As a Millennial and part of the tech generation, I grew up around computers. I can’t remember much of a time before the Internet. Computers were ever-present by the time I reached middle school. When I was in fourth grade, I learned HTML and began writing code by hand – a geek of the highest order.

In elementary school, my parents bought their first computer. I was glued to the magic of the mouse, keyboard, and screen working together in a confluence of beautiful technology. These integrated zeros and ones seemed to dance before me, and it wasn’t long before I started making money from it all.

Today, I have a secret to share with you all: in high school, I had a gambling problem. In 2004, I started playing poker with my friends. It started out pretty casual and fun; lighthearted, even. Large groups of people would coalesce at one person’s house every couple weeks, and a doable $5 buy-in would be advertised. Texts and phone calls would be sent out, and the get-togethers were great.

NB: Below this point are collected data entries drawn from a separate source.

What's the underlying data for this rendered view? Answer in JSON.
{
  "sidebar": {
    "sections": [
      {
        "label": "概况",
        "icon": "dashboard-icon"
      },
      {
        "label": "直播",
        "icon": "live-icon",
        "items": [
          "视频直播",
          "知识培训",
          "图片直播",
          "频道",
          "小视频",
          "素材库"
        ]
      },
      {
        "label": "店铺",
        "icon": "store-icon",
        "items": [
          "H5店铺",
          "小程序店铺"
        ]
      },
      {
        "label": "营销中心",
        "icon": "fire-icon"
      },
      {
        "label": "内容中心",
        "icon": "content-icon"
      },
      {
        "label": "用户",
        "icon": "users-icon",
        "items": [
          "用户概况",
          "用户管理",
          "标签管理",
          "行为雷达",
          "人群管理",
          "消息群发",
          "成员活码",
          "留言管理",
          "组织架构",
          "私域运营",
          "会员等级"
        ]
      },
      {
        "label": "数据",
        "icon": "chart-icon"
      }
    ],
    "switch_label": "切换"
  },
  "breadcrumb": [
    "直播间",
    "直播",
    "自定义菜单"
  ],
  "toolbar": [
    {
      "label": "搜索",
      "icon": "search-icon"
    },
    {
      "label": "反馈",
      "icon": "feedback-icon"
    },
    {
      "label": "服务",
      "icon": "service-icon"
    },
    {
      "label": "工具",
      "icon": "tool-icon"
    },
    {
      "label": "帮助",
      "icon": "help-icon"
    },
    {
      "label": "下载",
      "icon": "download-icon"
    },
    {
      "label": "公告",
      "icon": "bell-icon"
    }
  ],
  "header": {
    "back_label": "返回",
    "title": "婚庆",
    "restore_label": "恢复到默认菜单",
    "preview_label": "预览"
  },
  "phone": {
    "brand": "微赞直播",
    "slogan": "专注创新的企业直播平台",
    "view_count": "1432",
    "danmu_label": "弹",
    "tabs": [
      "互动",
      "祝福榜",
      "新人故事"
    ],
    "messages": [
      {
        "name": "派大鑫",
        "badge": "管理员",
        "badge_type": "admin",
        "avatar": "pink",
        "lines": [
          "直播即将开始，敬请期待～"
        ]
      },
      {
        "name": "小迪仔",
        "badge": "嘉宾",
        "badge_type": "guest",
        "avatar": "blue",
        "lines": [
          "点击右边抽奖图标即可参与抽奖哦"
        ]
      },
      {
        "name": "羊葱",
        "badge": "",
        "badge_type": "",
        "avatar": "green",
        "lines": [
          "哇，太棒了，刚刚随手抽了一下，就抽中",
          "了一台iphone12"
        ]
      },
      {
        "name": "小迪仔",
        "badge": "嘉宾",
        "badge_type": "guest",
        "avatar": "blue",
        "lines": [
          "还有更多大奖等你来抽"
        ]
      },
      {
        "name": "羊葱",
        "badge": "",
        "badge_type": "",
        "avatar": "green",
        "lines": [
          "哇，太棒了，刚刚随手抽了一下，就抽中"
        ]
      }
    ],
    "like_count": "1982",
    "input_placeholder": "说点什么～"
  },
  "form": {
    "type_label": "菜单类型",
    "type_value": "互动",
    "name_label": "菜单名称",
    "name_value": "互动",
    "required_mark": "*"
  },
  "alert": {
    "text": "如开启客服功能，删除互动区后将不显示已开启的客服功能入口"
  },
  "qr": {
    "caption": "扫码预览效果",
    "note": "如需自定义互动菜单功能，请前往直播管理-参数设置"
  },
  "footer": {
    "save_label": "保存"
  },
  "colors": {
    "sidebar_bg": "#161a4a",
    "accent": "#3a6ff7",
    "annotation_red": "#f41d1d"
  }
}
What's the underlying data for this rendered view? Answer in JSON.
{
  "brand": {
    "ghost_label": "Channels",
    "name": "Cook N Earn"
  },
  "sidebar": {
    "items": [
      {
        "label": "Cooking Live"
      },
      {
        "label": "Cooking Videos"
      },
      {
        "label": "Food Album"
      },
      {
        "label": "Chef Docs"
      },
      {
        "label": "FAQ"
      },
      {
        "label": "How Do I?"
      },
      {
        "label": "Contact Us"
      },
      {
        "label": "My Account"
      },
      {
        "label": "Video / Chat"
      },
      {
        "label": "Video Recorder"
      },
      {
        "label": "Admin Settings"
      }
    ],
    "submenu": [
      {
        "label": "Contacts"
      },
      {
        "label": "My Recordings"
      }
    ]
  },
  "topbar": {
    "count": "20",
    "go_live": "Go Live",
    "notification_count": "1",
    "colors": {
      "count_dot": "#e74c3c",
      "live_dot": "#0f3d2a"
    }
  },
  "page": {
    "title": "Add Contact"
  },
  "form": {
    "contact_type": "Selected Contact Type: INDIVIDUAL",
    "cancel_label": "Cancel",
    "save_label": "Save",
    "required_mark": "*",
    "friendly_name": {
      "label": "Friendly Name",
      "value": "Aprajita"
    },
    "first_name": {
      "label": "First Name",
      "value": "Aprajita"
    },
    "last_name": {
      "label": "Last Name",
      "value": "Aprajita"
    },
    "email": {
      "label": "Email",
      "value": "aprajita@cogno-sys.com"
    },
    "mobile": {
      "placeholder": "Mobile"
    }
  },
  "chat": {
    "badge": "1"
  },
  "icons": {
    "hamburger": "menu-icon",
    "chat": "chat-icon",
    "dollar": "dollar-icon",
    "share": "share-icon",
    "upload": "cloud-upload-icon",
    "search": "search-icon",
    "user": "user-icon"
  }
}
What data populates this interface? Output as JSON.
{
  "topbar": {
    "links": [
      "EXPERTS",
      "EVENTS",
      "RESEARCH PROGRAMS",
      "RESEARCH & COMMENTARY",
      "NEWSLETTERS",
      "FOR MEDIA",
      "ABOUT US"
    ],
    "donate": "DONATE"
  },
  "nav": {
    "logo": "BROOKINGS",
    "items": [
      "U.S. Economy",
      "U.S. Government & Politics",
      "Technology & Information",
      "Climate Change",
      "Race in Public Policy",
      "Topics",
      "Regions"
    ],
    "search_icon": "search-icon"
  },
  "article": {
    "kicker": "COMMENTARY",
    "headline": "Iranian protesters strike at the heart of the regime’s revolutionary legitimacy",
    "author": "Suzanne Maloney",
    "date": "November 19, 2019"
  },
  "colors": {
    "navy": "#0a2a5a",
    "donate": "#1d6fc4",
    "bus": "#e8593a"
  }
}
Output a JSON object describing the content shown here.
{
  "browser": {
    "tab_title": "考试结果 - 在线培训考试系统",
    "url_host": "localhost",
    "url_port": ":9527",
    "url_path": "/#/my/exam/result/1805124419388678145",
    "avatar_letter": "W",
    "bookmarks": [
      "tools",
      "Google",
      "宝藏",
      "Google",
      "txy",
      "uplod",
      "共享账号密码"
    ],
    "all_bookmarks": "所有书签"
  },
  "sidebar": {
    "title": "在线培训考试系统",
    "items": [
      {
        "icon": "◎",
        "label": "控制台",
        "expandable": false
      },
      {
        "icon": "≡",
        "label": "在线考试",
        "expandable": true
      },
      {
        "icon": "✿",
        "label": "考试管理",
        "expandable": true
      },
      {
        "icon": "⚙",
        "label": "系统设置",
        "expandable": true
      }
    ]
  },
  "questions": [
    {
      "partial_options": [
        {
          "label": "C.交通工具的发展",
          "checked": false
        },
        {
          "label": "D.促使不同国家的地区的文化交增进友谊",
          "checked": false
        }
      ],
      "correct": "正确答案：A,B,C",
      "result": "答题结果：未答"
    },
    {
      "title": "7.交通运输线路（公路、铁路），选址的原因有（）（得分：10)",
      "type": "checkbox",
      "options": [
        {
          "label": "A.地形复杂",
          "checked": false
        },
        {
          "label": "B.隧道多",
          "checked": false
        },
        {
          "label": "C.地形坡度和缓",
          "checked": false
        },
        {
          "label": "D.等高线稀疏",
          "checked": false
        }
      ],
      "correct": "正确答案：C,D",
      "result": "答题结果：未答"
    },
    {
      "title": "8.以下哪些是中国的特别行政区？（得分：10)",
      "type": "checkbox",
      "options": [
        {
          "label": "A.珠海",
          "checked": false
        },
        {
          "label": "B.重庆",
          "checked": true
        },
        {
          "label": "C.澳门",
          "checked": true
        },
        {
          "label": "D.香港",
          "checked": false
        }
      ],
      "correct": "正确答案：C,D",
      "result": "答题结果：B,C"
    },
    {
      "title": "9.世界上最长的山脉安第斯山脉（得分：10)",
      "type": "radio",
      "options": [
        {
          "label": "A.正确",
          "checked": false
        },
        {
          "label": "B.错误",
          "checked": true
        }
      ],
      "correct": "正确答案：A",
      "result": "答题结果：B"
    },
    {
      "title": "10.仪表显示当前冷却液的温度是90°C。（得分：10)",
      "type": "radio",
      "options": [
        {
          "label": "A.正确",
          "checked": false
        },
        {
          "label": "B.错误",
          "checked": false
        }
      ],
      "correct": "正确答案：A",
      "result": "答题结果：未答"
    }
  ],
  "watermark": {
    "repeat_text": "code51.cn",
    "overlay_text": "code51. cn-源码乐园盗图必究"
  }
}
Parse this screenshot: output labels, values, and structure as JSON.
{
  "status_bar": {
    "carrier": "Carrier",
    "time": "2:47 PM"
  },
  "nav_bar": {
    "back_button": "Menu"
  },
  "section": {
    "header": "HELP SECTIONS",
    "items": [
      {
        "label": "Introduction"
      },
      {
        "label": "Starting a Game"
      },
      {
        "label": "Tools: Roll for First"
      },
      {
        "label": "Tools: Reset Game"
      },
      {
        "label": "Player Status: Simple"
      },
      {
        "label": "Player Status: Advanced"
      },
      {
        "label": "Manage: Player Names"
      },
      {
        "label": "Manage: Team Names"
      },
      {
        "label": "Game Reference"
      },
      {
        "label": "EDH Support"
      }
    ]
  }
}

Poker Cards Chips Texas Hold Em Gambling Problem
Photo: flickr/deutero

The buy-ins (the amount to play in tournament-style texas hold ’em poker) grew, too. What was $5 soon became $10, $20, and there were even re-buys (to buy back in for extra if you had lost once) at another $20. The shared prizes were amounting to hundreds and hundreds of dollars. If you won, you could easily walk away with an extra $100-200+ in your pockets. The infusion of funds was electrifying. I was hooked and loving it.

Some people were inspired by the statistical underpinnings. Behind it all, poker between friends was a stats-based game of skill and chance. But if you mastered the art of stats, your chances became stronger. Poker wasn’t pure gambling, as the same winners would be on the leaderboard week-to-week. They were doing something right.

The mathematics never appealed to me; instead, I loved the interpersonal dynamics – the play, candor, and fight between personalities at the table. Give me 8 other opponents, and I believed strongly that I could understand their style, bets, and choices. This was exciting and enticing. Unfortunately, at the end of every tournament, the game would be done for a couple weeks. I’d have to put my earnings and love for poker on hold.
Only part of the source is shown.